The basketball league boss on July 24 posted a photograph of Taiwan’s judo star Yang Yung-wei (楊勇緯) to show his support for Taiwanese Olympians.
However, the photograph was of content being streamed via a Ubox produced by the Chinese firm Unblock Tech, which is deemed an illicit streaming device.
Chen initially said the image came from a friend, but his wife, singer Christine Fan (范瑋琪), had also posted photographs from their home of Ubox content on TV, prompting Chen to issue a public apology on Sunday.

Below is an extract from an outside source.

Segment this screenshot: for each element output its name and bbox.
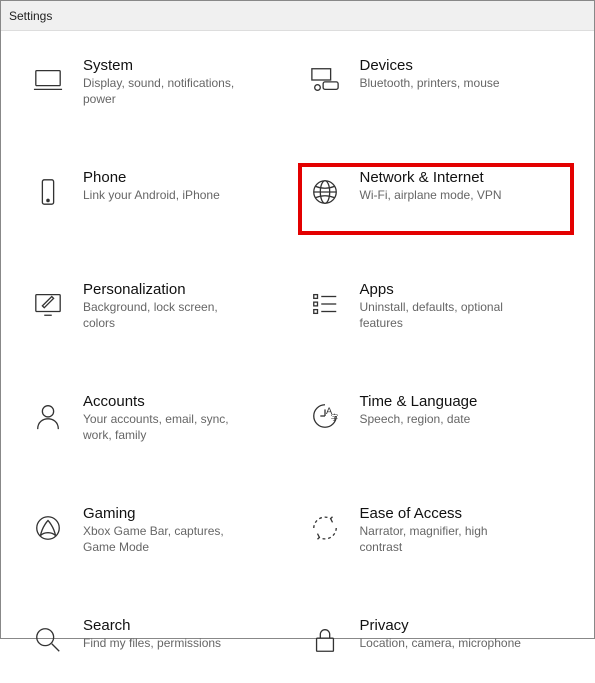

Former Chinese Nationalist Party (KMT) chairman Eric Chu (朱立倫) was also accused of watching the Games using an illicit streaming device, but he said he pays for legal content with a monthly subscription to Kbro cable network, using an authorized TV box.
Some people condemned Chen’s actions online and expressed concern that it might undermine the future of the P.League+, which is facing competition from the Super Basketball League and this year’s new T1 League.
As the P.League+’s chief executive, Chen has to negotiate broadcasting rights with sports networks, they said.
He has also urged fans to support the league by watching paid-for TV broadcasts and not using illegal streaming services, they said.
Under the Copyright Act (著作權法) it is illegal “to provide to the public computer programs or other technology that can be used to publicly transmit or reproduce works, with the intent to allow the public to infringe [the] economic rights ... of another [person], without the consent of or a license from the economic rights holder, and to receive benefit therefrom.”
Under Article 87 of the act, it is illegal “to manufacture, import or sell equipment or devices preloaded with ... computer programs” used to access such works via the Internet.
Taiwan Intellectual Property Office officials said that while people who have bought illicit streaming devices would not face criminal charges, the public is not encouraged to do so.
“Viewing the downloaded content in itself is not illegal, but selling the device contravenes the law,” the officials said, adding that if a vendor continues to sell it, after learning that the device can download pirated materials, then they could be charged and face maximum of two years in prison, as well as a fine of up to NT$500,000.